Intelligent Communication Planning for Constrained Environmental IoT Sensing with Reinforcement Learning
Yi Hu, Jinhang Zuo, Bob Iannucci, Carlee Joe-Wong
TL;DR
The paper tackles the challenge of tracking environmental phenomena with power- and bandwidth-constrained IoT sensors by jointly optimizing when sensors should report data. It formulates an MDP for multi-sensor reporting and introduces EnvSen, a MARL framework that assigns sensor-specific rewards based on the value of data for improving beliefs, while incorporating transmission costs and channel limitations. The approach shows theoretically grounded baselines in simplified settings and demonstrates through wildfire-focused experiments (including LoRa simulations) that EnvSen can learn cooperative reporting policies that balance data value against energy use, closely approaching optimal performance under bandwidth constraints. The work advances practical, scalable sensing in resource-limited IoT networks and offers a foundation for applying data-value-guided MARL to broader environmental monitoring tasks.
Abstract
Internet of Things (IoT) technologies have enabled numerous data-driven mobile applications and have the potential to significantly improve environmental monitoring and hazard warnings through the deployment of a network of IoT sensors. However, these IoT devices are often power-constrained and utilize wireless communication schemes with limited bandwidth. Such power constraints limit the amount of information each device can share across the network, while bandwidth limitations hinder sensors' coordination of their transmissions.

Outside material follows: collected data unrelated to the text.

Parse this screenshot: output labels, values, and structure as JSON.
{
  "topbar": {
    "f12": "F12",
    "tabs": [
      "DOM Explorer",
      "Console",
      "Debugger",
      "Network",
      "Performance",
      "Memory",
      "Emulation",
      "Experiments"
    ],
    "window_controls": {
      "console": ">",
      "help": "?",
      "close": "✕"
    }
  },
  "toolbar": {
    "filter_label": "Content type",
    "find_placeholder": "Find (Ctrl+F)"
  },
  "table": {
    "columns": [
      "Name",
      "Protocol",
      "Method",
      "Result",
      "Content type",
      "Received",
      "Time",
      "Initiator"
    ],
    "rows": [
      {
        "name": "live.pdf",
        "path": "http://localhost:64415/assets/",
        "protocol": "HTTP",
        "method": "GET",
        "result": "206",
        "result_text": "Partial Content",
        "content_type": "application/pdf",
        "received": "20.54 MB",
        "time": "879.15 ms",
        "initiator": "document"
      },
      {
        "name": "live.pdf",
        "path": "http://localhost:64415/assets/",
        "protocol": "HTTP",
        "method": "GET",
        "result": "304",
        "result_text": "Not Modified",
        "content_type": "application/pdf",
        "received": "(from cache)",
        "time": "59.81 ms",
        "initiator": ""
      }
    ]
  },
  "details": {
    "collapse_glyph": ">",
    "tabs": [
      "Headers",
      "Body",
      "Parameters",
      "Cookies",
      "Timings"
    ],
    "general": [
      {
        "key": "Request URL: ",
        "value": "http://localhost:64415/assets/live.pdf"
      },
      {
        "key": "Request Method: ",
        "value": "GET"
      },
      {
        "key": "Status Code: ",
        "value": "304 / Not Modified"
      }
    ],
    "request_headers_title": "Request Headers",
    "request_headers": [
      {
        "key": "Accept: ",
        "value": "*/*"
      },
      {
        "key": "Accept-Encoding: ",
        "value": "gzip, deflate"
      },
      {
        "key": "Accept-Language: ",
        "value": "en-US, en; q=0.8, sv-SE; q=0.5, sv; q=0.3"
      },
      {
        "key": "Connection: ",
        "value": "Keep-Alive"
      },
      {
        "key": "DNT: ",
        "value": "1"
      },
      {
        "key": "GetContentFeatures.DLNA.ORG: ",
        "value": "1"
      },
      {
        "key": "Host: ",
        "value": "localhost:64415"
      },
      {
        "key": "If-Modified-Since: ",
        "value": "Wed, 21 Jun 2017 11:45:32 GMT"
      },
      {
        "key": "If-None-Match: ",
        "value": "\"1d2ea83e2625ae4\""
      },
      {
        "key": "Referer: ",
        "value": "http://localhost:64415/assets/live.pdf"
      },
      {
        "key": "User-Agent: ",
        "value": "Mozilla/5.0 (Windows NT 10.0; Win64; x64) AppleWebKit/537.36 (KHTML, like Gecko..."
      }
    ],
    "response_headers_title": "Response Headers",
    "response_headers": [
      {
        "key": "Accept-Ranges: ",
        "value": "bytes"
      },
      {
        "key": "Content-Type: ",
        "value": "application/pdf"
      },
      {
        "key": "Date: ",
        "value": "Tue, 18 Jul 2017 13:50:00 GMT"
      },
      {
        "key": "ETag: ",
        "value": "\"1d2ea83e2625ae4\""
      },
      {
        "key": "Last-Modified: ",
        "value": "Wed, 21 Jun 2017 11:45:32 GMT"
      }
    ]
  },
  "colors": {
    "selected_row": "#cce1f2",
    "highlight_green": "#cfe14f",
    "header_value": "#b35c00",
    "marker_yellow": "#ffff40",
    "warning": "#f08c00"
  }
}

In this work, we formulate the communication planning problem of IoT sensors that track the state of the environment. We seek to optimize sensors' decisions in collecting environmental data under stringent resource constraints. We propose a multi-agent reinforcement learning (MARL) method to find the optimal communication policies for each sensor that maximize the tracking accuracy subject to the power and bandwidth limitations. MARL learns and exploits the spatial-temporal correlation of the environmental data at each sensor's location to reduce the redundant reports from the sensors. Experiments on wildfire spread with LoRA wireless network simulators show that our MARL method can learn to balance the need to collect enough data to predict wildfire spread with unknown bandwidth limitations.